Fundamentos da Invenção Os materiais sintéticos expandidos são utilizados em diversos campos, tais como o isolamento térmico ou fônico, a selaria, etc.
Distínguem-se, essencialmente, dois tipos de materiais expandidos, também chamados de espumas: as espumas estruturais e as espumas não-estruturais.
As espumas estruturais são espumas rígidas compostas por um núcleo de baixa densidade e por uma superfície cuja densidade está próxima da densidade do polímero que compõe a matriz. Essas espumas podem ser utilizadas como estruturas tornadas mais leves no campo da aeronáutica e da indústria automobilística, por exemplo.
As espumas não estruturais podem ser flexíveis ou rígidas. As espumas rígidas são utilizadas no campo do isolamento térmico (o gás presente nas células desempenha o papel de isolante). As espumas flexíveis são utilizadas no campo mobiliário e da selaria, por suas propriedades de compressibilídade e de amortecimento, no campo da embalagem em virtude de seu peso, bem como no campo do isolamento fônico (as espumas que apresentam uma porosidade aberta possuem a particularidade de absorver certas frequências).
Conhecem-se diversos métodos para obter espumas de polímero termoplástico, tais como espumas de poliestireno, de PVC, de políetileno, de polipropileno, etc. e, em particular, espumas de poliamida.
Costuma-se injetar gases sob pressão no polímero no estado fundido.
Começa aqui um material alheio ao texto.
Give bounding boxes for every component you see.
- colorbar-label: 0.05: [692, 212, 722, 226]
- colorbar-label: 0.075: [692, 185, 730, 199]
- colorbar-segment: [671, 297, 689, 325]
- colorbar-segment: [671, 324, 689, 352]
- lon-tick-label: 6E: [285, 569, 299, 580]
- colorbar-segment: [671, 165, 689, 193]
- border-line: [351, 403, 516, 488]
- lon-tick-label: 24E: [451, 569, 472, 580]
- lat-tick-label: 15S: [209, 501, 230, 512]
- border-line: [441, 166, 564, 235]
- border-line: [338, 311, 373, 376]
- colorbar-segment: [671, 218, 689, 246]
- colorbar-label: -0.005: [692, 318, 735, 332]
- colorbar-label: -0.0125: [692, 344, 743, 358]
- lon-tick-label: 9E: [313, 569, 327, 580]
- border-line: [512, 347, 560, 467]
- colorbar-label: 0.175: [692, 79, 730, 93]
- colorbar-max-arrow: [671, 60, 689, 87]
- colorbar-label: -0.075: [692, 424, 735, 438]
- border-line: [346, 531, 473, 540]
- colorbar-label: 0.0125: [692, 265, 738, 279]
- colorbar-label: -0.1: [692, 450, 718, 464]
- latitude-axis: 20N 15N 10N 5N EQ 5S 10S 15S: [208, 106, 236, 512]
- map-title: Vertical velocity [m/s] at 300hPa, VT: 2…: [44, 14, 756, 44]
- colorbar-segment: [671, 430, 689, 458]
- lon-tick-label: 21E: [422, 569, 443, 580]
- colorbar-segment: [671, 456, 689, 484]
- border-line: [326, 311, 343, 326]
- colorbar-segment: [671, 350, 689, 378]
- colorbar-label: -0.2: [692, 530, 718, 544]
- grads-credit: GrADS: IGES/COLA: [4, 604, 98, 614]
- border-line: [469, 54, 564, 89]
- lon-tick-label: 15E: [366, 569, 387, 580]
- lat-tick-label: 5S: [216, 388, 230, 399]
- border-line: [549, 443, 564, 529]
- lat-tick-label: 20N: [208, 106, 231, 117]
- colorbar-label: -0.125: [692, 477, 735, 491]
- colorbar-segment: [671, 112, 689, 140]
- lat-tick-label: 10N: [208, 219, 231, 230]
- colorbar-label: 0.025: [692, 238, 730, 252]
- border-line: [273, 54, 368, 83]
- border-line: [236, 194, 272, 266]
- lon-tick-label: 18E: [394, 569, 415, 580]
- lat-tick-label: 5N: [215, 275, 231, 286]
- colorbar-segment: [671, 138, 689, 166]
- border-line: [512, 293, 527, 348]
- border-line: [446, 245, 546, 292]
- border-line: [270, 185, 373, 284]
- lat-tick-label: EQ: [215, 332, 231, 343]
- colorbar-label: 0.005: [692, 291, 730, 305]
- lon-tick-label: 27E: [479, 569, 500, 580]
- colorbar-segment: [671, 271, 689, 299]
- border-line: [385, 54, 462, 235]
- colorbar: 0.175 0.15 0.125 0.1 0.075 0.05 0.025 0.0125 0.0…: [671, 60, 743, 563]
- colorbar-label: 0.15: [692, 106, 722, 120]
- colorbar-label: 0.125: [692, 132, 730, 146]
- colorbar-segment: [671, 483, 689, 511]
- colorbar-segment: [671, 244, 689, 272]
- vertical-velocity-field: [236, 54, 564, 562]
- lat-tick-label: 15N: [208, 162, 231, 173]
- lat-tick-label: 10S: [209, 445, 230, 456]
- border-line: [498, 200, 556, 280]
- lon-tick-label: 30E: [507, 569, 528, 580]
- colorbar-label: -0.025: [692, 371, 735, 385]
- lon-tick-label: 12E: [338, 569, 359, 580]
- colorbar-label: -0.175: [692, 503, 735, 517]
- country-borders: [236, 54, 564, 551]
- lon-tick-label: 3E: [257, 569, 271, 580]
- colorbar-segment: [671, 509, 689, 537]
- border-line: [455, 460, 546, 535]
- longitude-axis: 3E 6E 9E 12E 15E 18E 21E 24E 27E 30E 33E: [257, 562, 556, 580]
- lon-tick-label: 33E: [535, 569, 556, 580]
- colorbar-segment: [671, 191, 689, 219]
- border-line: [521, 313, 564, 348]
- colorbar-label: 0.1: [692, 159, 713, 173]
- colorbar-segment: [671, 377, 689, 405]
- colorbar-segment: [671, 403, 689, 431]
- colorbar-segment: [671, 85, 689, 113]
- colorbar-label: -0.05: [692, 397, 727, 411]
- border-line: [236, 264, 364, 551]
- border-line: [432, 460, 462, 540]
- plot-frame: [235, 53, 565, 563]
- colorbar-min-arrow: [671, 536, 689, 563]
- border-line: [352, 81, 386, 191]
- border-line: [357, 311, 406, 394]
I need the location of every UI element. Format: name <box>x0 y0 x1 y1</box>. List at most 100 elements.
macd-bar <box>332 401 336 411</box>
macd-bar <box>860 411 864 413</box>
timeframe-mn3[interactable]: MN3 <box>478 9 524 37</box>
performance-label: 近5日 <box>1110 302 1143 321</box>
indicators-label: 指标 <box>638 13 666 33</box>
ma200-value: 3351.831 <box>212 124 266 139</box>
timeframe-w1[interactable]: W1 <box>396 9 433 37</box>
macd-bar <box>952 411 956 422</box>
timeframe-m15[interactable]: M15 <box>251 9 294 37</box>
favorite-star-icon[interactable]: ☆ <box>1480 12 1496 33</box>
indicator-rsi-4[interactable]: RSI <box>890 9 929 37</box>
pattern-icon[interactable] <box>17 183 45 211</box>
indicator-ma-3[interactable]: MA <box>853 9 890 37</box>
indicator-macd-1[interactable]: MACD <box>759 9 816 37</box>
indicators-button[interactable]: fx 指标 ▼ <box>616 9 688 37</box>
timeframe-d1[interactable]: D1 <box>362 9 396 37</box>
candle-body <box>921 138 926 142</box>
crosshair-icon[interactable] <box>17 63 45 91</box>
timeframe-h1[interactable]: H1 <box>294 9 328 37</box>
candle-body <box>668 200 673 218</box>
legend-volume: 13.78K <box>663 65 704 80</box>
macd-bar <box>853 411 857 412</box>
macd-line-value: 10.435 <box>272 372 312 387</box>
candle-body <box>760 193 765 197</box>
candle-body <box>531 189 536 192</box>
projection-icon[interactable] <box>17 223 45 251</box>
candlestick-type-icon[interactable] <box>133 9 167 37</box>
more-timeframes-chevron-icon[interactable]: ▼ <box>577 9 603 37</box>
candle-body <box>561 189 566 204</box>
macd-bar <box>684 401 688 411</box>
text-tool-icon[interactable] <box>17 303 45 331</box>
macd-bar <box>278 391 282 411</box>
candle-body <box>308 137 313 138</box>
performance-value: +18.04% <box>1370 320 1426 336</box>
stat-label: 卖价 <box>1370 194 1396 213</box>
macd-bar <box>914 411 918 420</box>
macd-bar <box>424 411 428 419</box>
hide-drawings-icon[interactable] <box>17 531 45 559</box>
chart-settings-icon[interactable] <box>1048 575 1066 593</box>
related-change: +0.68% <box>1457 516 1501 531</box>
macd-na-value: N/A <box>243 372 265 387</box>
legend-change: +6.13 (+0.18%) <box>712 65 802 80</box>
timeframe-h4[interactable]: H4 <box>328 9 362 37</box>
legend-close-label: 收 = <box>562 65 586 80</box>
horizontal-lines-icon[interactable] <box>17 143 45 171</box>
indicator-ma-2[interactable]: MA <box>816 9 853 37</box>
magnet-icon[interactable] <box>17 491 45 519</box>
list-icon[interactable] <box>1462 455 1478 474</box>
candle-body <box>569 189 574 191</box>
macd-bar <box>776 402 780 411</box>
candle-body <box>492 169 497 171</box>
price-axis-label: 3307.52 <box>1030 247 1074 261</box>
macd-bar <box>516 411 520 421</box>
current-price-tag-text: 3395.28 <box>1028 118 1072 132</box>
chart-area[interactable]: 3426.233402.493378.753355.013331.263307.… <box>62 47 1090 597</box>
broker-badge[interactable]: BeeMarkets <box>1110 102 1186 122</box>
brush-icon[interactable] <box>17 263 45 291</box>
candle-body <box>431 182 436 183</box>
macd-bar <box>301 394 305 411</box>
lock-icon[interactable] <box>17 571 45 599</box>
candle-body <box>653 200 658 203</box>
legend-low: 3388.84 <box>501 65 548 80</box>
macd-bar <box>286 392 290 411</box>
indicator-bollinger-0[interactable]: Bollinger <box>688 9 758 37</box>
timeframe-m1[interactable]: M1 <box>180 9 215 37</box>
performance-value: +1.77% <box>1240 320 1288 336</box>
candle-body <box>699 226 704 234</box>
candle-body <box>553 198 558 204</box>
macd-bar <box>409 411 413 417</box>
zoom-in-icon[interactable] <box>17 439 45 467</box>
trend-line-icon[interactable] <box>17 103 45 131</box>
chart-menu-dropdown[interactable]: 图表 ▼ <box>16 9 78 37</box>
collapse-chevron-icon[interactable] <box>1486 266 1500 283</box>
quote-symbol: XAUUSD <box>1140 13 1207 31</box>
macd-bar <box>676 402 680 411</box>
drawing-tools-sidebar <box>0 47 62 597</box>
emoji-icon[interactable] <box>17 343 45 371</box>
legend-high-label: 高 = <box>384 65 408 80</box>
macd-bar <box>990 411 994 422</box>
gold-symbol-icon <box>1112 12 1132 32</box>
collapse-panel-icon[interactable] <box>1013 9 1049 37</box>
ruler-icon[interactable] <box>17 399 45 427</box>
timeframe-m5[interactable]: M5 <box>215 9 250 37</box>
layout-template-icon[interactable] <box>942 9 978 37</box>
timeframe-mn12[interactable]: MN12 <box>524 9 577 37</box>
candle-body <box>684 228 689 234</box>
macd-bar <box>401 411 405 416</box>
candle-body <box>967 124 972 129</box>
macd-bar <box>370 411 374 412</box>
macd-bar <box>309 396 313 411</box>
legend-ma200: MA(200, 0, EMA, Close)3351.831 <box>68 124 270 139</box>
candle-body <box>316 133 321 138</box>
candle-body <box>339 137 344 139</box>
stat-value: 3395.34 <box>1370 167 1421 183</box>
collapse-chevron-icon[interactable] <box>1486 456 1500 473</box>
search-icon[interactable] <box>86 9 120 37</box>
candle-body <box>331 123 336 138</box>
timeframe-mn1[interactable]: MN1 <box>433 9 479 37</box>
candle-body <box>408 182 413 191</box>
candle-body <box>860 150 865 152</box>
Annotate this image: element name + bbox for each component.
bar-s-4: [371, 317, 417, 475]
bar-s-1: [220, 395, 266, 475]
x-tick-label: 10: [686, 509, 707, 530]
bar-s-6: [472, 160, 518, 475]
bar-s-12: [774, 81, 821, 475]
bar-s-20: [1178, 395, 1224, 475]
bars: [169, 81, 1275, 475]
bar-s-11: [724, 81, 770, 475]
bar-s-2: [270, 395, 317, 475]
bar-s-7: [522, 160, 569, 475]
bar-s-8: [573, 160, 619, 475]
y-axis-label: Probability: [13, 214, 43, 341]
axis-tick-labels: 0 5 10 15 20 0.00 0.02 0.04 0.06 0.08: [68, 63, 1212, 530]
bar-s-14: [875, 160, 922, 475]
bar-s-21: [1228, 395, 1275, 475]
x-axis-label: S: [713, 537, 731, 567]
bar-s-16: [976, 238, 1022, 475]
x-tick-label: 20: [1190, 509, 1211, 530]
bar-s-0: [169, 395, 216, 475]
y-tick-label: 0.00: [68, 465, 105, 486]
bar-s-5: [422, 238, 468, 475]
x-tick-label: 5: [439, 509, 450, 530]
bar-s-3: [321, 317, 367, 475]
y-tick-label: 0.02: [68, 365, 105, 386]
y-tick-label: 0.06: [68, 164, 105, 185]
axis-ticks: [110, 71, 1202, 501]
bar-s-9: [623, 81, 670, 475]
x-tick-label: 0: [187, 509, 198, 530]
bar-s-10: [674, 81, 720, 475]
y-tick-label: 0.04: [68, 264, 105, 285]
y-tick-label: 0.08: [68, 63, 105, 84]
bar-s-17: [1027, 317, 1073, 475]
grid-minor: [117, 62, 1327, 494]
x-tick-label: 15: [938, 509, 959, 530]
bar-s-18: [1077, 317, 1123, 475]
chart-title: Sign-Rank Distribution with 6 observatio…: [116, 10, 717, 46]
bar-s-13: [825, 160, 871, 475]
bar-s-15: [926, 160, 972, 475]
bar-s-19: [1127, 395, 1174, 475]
Costuma-se também Incorporar poróforos - cargas instáveis termicamente - no polímero no estado fundido, que liberam um gás durante sua decomposição. É também possível dissolver ou dispersar compostos no polímero no estado fundido e a espuma é obtida por volatização desses compostos.
Finalmente, costuma-se obter espumas com o auxílio de uma reação química que libera gás, como dióxido de carbono. É o caso, por exemplo, das espumas de poliuretano obtidas por reação entre isocianatos, polióis e água que levam à formação de poliuretano com liberação de dióxido de carbono.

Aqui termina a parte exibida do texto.